En nu zit het westen met de brokken; in elk land een beetje anders. Je ziet het voor je ogen gebeuren: het uit elkaar groeien van gemeenschappen, het ontstaan van nieuwe scheidslijnen, toenemende irritatie, slaapgebrek, afbrokkelend vertrouwen, een groeiende congestie met alle problemen die erbij horen, een haast ongeremde financieel-economische druk die overigens niet helemaal losstaat van de het volume van de mensenmassa’s al schijnen sommigen dat weer niet te denken, u weet wel: alles ontwikkelt zich gerieflijk apart, toenemende controle, toenemende fiscale druk (afpersing van loyale burgers), toenemend gevoel van vervreemding, een grote druk op de landbouw die met die grotere mensenmassa’s en met politici als Sicco Mansholt en de toenmalige EEG enorm geïntensiveerd is (en dan nu weer op haar grenzen stuit), uitbreiding van de verkeersstromen, afbraak van natuur en milieu, druk op de energievoorraden en grondstoffen, ook als gevolg van de immigratiepolitiek, verrommeling van het ‘landschap’, schaarser wordende ruimte, hogere prijzen voor het gebruik van die ruimte, massale woningbouw, toename van de leugens en ga zo maar door.  En dan nog de dynamiek: alles sleurt alles mee in haar kielzog. Dat heb ik ook wel gedurende mijn economiestudie geleerd: dat iets wat in gang gezet werd iets anders aanzwengelde.

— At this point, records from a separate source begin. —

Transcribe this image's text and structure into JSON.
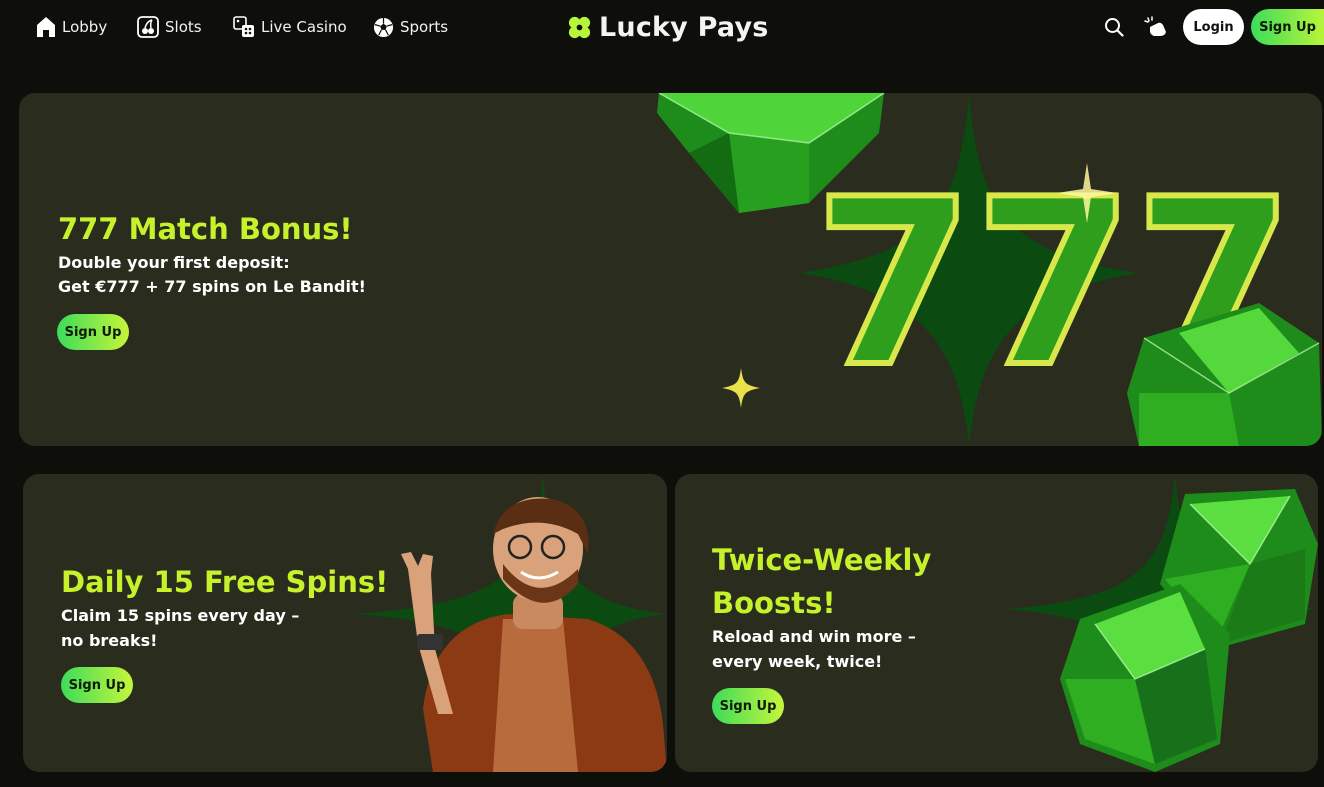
{
  "nav": {
    "items": [
      {
        "label": "Lobby",
        "icon": "house-icon"
      },
      {
        "label": "Slots",
        "icon": "cherry-icon"
      },
      {
        "label": "Live Casino",
        "icon": "dice-icon"
      },
      {
        "label": "Sports",
        "icon": "soccer-ball-icon"
      }
    ]
  },
  "brand": {
    "name": "Lucky Pays",
    "icon": "clover-icon",
    "accent": "#b8f53a"
  },
  "header": {
    "search_icon": "search-icon",
    "theme_icon": "sparkle-hand-icon",
    "login_label": "Login",
    "signup_label": "Sign Up"
  },
  "banners": {
    "hero": {
      "title": "777 Match Bonus!",
      "subtitle_line1": "Double your first deposit:",
      "subtitle_line2": "Get €777 + 77 spins on Le Bandit!",
      "cta": "Sign Up",
      "art_text": "777"
    },
    "spins": {
      "title": "Daily 15 Free Spins!",
      "subtitle_line1": "Claim 15 spins every day –",
      "subtitle_line2": "no breaks!",
      "cta": "Sign Up"
    },
    "boosts": {
      "title_line1": "Twice-Weekly",
      "title_line2": "Boosts!",
      "subtitle_line1": "Reload and win more –",
      "subtitle_line2": "every week, twice!",
      "cta": "Sign Up"
    }
  },
  "colors": {
    "title_green": "#c6f22c",
    "card_bg": "#2a2c1e",
    "page_bg": "#0e0f0b",
    "star_green": "#0f4a12"
  }
}
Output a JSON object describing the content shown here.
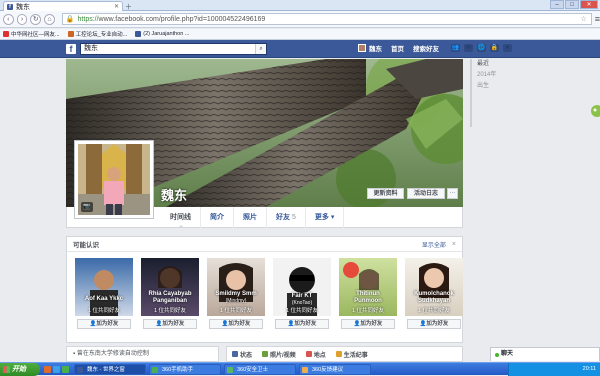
{
  "browser": {
    "tab_title": "魏东",
    "url_proto": "https://",
    "url_rest": "www.facebook.com/profile.php?id=100004522496169",
    "bookmarks": [
      "中华网社区—网友...",
      "工控论坛_专业自动...",
      "(2) Jaruajanthon ..."
    ]
  },
  "fb_header": {
    "logo": "f",
    "search_value": "魏东",
    "user_name": "魏东",
    "home_label": "首页",
    "find_friends_label": "搜索好友"
  },
  "profile": {
    "name": "魏东",
    "update_info_label": "更新资料",
    "activity_log_label": "活动日志",
    "more_label": "···",
    "tabs": {
      "timeline": "时间线",
      "about": "简介",
      "photos": "照片",
      "friends": "好友",
      "friends_count": "5",
      "more": "更多 ▾"
    }
  },
  "timeline_years": [
    "最近",
    "2014年",
    "出生"
  ],
  "pymk": {
    "title": "可能认识",
    "see_all": "显示全部",
    "close": "×",
    "add_label": "加为好友",
    "people": [
      {
        "name1": "Aof Kaa Ykkc",
        "name2": "",
        "mutual": "1 位共同好友"
      },
      {
        "name1": "Rhia Cayabyab",
        "name2": "Panganiban",
        "mutual": "1 位共同好友"
      },
      {
        "name1": "Smildmy Smm",
        "name2": "(Mindmy)",
        "mutual": "1 位共同好友"
      },
      {
        "name1": "Fair KT",
        "name2": "(KnoTao)",
        "mutual": "1 位共同好友"
      },
      {
        "name1": "Thitinun",
        "name2": "Punmoon",
        "mutual": "1 位共同好友"
      },
      {
        "name1": "Kumolchanok",
        "name2": "Sudkhayan",
        "mutual": "1 位共同好友"
      }
    ]
  },
  "left_box": "曾在东南大学修读自动控制",
  "composer": {
    "status": "状态",
    "photo": "照片/视频",
    "place": "地点",
    "life_event": "生活纪事"
  },
  "chat": {
    "label": "聊天"
  },
  "taskbar": {
    "start": "开始",
    "tasks": [
      "魏东 - 世界之窗",
      "360手机助手",
      "360安全卫士",
      "360反馈建议"
    ],
    "clock": "20:11"
  },
  "colors": {
    "fb_blue": "#3b5998",
    "link": "#365899"
  }
}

En wat ik ook begon te vermoeden, was de gijzeling waarin mensen zich gemanoeuvreerd hadden. Ik begon te merken dat als mensen iets belangrijk vonden zoals de groei, hun geloof of de immigratie, dat gevolgen had voor hun besef en hun waarneming op andere terreinen: het ene gijzelde het andere. Het is net zoals met leugens: de ene leugen roept de andere op. En je kon nog iets anders zien, namelijk dat links zich geconfronteerd zag met afnemende mogelijkheden om kritiek te uiten op het financieel-economische establishment. Met haar steun voor de massa-immigratie en de economische hervormingen, deels nodig om diezelfde immigratie te bekostigen (maar ook om de kosten van het wanbeheer van financiële instellingen op de bevolking af te wentelen), is ze voor veel mensen onwaarachtig of zelfs een vijand en deel van het inmiddels perfide establishment geworden. Trouwens, zowel wat links als wat rechts genoemd wordt, ontbeert het aan een zinnige blik op de samenleving als een zich in tijd en ruimte ontwikkelende (organische) gemeenschap. Beide emancipatie- en belangenstromingen delen een verengde sociaal-economische blik, houden elkaar in gijzeling en zijn zelf weer remmingen geworden. Dat geldt deels ook voor het christendom dat mensen tot eenzame op zichzelf staande individuen heeft gesmeed, compleet met zonde, schuld, boetedoening en een flinke portie schijnheiligheid. Maar ondanks dit perspectivistisch tekort is er een verschraling van de kritiek ontstaan en ook dat is risicovol. En wat we vooral niet moeten vergeten is, dat al deze veranderingen samengaan of vooraf gegaan worden door vermindering of verenging van de geestelijke- en intellectuele kwaliteiten van mensen. Maatschappelijke neergang wordt altijd voorbereid in de menselijke eigenschappen. Die op hun beurt weer gemodereerd worden door de ontwikkelingen die ze zelf in gang hebben gezet. Het leven is een buiteling.

Er zijn dus de afgelopen naoorlogse decennia enorme risico’s opgebouwd en veel van die risico’s staan met elkaar in verbinding, maar ik heb in al die jaren zo goed als nooit serieuze tekenen gezien dat de hoogmoed van de afgelopen tijd beseft werd. Het westen heeft zich de mogelijkheid ontnomen om zelf tijdig tot een verstandiger beheer te komen waarin toen, nu en straks alledrie een plek hebben. Dat men nu begint te praten over de vraag wat voor een wereld ‘wij’ onze kinderen nalaten, is rijkelijk laat, hypocriet en mosterd na de maaltijd. Ik vroeg mij dat als kind al af en ik heus niet alleen. Zo moeilijk is dat niet. Of toch wel? Hangen dergelijke vragen misschien af van een toevallig aanwezige constitutie van deze of gene mens?

Echter: de technocratisch geworden mens, waartoe ook de altruïstische mens behoort, heeft zichzelf op de troon gehesen en denkt dat hij over zichzelf en de rest kan heersen, desnoods vol van aangeleerde bescheidenheid. Maar altijd zal hij op enig moment door de gevolgen van zijn kortzichtige handelen beheerst worden. De dingen keren zich altijd om. En ik zou er liever op gepaste afstand naar kijken dan er onderdeel van zijn. Dat bevalt me helemaal niet.